Fasten your seat belts; it’s going to be a feisty, madcap ride for spring. Indeed, the Marc by Marc Jacobs collection packed a zippy punch in a riotous mix of prints and patterns: leopard spots with Op Art, gingham with florals, pinstripes and tartans and so on. The Eighties-centric palette — saturated primaries and highlighter hues — only kicked things up a loud notch, and delightfully so. This time the label’s retro glance scored a thematic boost in Africana, seen through a funky Basquiat lens. Jacobs wittily pilfered from his own oeuvre as well, recasting some of those fall Marc Jacobs tops, with folded Forties-meets-Eighties shoulders, in casual sweatshirt fleece. And the famous Louis Vuitton bunny ears? They’re now head wraps, tied Lucille Ball-style. 

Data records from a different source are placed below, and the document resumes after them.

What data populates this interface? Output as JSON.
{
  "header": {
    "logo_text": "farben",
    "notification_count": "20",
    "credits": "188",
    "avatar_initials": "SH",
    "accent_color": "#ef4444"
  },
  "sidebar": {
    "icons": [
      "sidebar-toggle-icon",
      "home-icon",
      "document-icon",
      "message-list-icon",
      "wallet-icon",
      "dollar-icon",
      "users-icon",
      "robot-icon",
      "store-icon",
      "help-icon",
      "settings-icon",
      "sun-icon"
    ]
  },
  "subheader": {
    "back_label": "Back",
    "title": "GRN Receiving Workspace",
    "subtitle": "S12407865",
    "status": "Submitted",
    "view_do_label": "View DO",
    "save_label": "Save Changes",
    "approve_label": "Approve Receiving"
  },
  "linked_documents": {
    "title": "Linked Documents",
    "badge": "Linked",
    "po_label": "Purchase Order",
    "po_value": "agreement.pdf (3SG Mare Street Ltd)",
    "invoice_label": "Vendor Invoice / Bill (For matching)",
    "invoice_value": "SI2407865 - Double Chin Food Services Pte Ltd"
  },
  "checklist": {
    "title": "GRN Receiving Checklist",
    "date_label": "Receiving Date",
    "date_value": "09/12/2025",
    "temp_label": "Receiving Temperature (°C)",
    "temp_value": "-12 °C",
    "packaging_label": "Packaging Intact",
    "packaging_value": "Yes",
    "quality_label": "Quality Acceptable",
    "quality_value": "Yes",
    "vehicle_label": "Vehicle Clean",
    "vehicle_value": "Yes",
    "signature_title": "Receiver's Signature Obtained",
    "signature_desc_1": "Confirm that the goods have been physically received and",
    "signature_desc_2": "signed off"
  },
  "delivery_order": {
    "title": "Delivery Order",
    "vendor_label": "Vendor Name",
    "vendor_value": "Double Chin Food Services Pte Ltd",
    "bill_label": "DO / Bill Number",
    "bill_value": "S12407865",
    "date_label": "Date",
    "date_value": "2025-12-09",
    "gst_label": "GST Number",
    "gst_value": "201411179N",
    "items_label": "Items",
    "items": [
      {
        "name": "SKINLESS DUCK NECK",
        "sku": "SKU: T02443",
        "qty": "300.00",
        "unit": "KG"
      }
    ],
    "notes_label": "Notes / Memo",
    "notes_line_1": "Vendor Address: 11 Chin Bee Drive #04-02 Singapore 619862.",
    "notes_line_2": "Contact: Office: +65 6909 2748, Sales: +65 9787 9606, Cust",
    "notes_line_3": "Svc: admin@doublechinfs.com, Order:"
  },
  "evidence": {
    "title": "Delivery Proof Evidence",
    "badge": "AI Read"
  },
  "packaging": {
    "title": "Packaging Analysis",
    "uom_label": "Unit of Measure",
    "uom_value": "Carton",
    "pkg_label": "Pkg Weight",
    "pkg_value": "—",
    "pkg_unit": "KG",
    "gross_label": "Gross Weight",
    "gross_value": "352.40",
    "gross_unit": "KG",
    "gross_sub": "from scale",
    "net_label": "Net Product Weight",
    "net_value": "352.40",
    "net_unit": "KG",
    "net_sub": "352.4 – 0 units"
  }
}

As for the men’s wear, this season the freshest patterns rejected the traditions of the Western ruling class, and there may be no more an appealing example than Jacobs’ candy-colored African prints — allusions, perhaps, to Bow Wow Wow’s tribal influences. Sweatshirts, some deconstructed and cropped, and even Bill Cosby sweaters, looked chic again. The Marc man’s untucked style evoked Basquiat’s nonchalant way around a blazer. Somehow Jacobs keeps overturning memories of the Eighties without resorting to clichés.